We are more comfortable with two other deals; one for oil and gas production, the other for power generation (a clear case of an attempt to build infrastructure and ameliorate energy poverty). These two are:

  • A $1.04Billion debt transaction with NNPC comprises a pre-export/shipment finance facility underpinned by a forward sale agreement (FSA) and offtake contracts from the state hydrocarbon firm acting as the borrower and seller. Through the FSA, NNPC will deliver 35,000 barrels of crude oil per day. With the ca. $1Billion to NNPC, it is understandably a pre-export finance facility backed by production.
  • Afreximbank support will also finance, with a $50Million facility, the initial capital required by Geometric Power, a power generation and distribution company, to acquire electrification rights to the Aba Ring Fenced Area and also support the commissioning and commencement of operations of the Aba Integrated Power project in the commercial hub of South-eastern Nigeria. The bank had earlier advised the project sponsor, on restructuring and arranging gap capital in the $332Million recapitalisation funds for the Aba IPP Power Project. Even though our analysts note that, as the Aba IPP project has struggled to be delivered in the last eight years, the merchandising economy and the industry in the city of Aba has gravitated to uptaking natural gas from Shell Nigeria Gas to run their generators in the absence of efficient power supply, and whereas we habour a healthy skepticism about how the Aba IPP has been financed over time, we think that funding a power project at this scale in Africa is always the way to go.

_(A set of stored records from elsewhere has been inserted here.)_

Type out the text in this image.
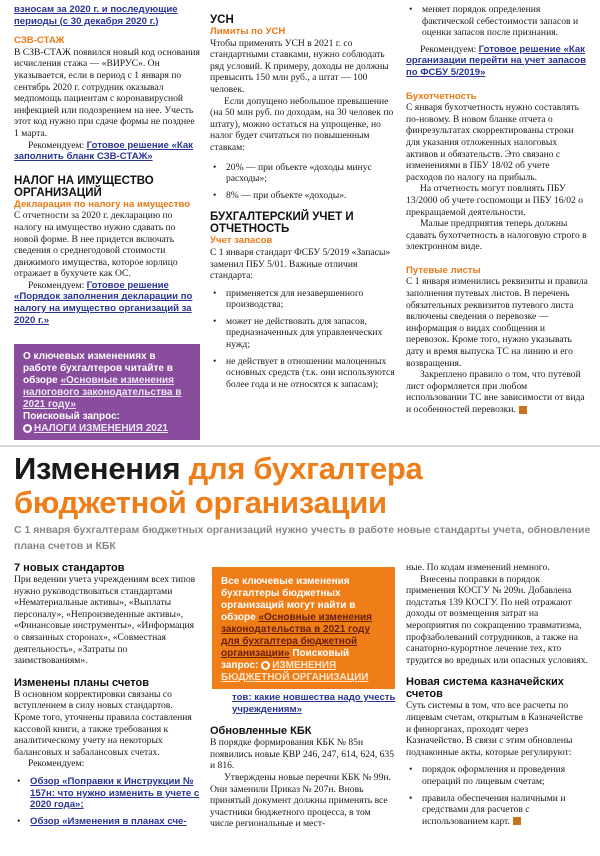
взносам за 2020 г. и последующие периоды (с 30 декабря 2020 г.)

СЗВ-СТАЖ

В СЗВ-СТАЖ появился новый код основания исчисления стажа — «ВИРУС». Он указывается, если в период с 1 января по сентябрь 2020 г. сотрудник оказывал медпомощь пациентам с коронавирусной инфекцией или подозрением на нее. Учесть этот код нужно при сдаче формы не позднее 1 марта.

Рекомендуем: Готовое решение «Как заполнить бланк СЗВ-СТАЖ»

НАЛОГ НА ИМУЩЕСТВО ОРГАНИЗАЦИЙ
Декларация по налогу на имущество

С отчетности за 2020 г. декларацию по налогу на имущество нужно сдавать по новой форме. В нее придется включать сведения о среднегодовой стоимости движимого имущества, которое юрлицо отражает в бухучете как ОС.

Рекомендуем: Готовое решение «Порядок заполнения декларации по налогу на имущество организаций за 2020 г.»

О ключевых изменениях в работе бухгалтеров читайте в обзоре «Основные изменения налогового законодательства в 2021 году»
Поисковый запрос:
НАЛОГИ ИЗМЕНЕНИЯ 2021
УСН
Лимиты по УСН

Чтобы применять УСН в 2021 г. со стандартными ставками, нужно соблюдать ряд условий. К примеру, доходы не должны превысить 150 млн руб., а штат — 100 человек.

Если допущено небольшое превышение (на 50 млн руб. по доходам, на 30 человек по штату), можно остаться на упрощенке, но налог будет считаться по повышенным ставкам:

• 20% — при объекте «доходы минус расходы»;
• 8% — при объекте «доходы».
БУХГАЛТЕРСКИЙ УЧЕТ И ОТЧЕТНОСТЬ
Учет запасов

С 1 января стандарт ФСБУ 5/2019 «Запасы» заменил ПБУ 5/01. Важные отличия стандарта:

• применяется для незавершенного производства;
• может не действовать для запасов, предназначенных для управленческих нужд;
• не действует в отношении малоценных основных средств (т.к. они используются более года и не относятся к запасам);
• меняет порядок определения фактической себестоимости запасов и оценки запасов после признания.

Рекомендуем: Готовое решение «Как организации перейти на учет запасов по ФСБУ 5/2019»

Бухотчетность

С января бухотчетность нужно составлять по-новому. В новом бланке отчета о финрезультатах скорректированы строки для указания отложенных налоговых активов и обязательств. Это связано с изменениями в ПБУ 18/02 об учете расходов по налогу на прибыль.

На отчетность могут повлиять ПБУ 13/2000 об учете госпомощи и ПБУ 16/02 о прекращаемой деятельности.

Малые предприятия теперь должны сдавать бухотчетность в налоговую строго в электронном виде.

Путевые листы

С 1 января изменились реквизиты и правила заполнения путевых листов. В перечень обязательных реквизитов путевого листа включены сведения о перевозке — информация о видах сообщения и перевозок. Кроме того, нужно указывать дату и время выпуска ТС на линию и его возвращения.

Закреплено правило о том, что путевой лист оформляется при любом использовании ТС вне зависимости от вида и особенностей перевозки.

Изменения для бухгалтера
бюджетной организации
С 1 января бухгалтерам бюджетных организаций нужно учесть в работе новые стандарты учета, обновление плана счетов и КБК
7 новых стандартов

При ведении учета учреждениям всех типов нужно руководствоваться стандартами «Нематериальные активы», «Выплаты персоналу», «Непроизведенные активы», «Финансовые инструменты», «Информация о связанных сторонах», «Совместная деятельность», «Затраты по заимствованиям».

Изменены планы счетов

В основном корректировки связаны со вступлением в силу новых стандартов. Кроме того, уточнены правила составления кассовой книги, а также требования к аналитическому учету на некоторых балансовых и забалансовых счетах.

Рекомендуем:

• Обзор «Поправки к Инструкции № 157н: что нужно изменить в учете с 2020 года»;
• Обзор «Изменения в планах сче-
Все ключевые изменения бухгалтеры бюджетных организаций могут найти в обзоре «Основные изменения законодательства в 2021 году для бухгалтера бюджетной организации» Поисковый запрос: ИЗМЕНЕНИЯ БЮДЖЕТНОЙ ОРГАНИЗАЦИИ

тов: какие новшества надо учесть учреждениям»

Обновленные КБК

В порядке формирования КБК № 85н появились новые КВР 246, 247, 614, 624, 635 и 816.

Утверждены новые перечни КБК № 99н. Они заменили Приказ № 207н. Вновь принятый документ должны применять все участники бюджетного процесса, в том числе региональные и мест-

ные. По кодам изменений немного.

Внесены поправки в порядок применения КОСГУ № 209н. Добавлена подстатья 139 КОСГУ. По ней отражают доходы от возмещения затрат на мероприятия по сокращению травматизма, профзаболеваний сотрудников, а также на санаторно-курортное лечение тех, кто трудится во вредных или опасных условиях.

Новая система казначейских счетов

Суть системы в том, что все расчеты по лицевым счетам, открытым в Казначействе и финорганах, проходят через Казначейство. В связи с этим обновлены подзаконные акты, которые регулируют:

• порядок оформления и проведения операций по лицевым счетам;
• правила обеспечения наличными и средствами для расчетов с использованием карт.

In Africa Oil+Gas Report’s conversations with investment bankers about these transactions, we get feelers like:

  • “It is chunky, but not unusual”
  • “Afreximbank is a well-funded institution with quality risk minded staff. It raised lots of cash recently in the international market. It has a broad and very supportive shareholder base as well, which is capable and willing to provide additional liquidity as needed”.
  • Afreximbank takes a stab at financing projects that are important, but may be such that conventional lenders cannot readily come up with.

Yet our misgivings do not go away. Now, as Afreximbank finds itself at the forefront of Africa’s energy fund scheme, it may want to review its own portfolio choices in order to be a surefooted leader.

This is a slightly updated version of the report we published in the November 2021 edition of the Africa Oil+Gas Report monthly journal, distributed to paying subscribers. The only changes are in the first two paragraphs. The article is republished on this platform for public service purposes.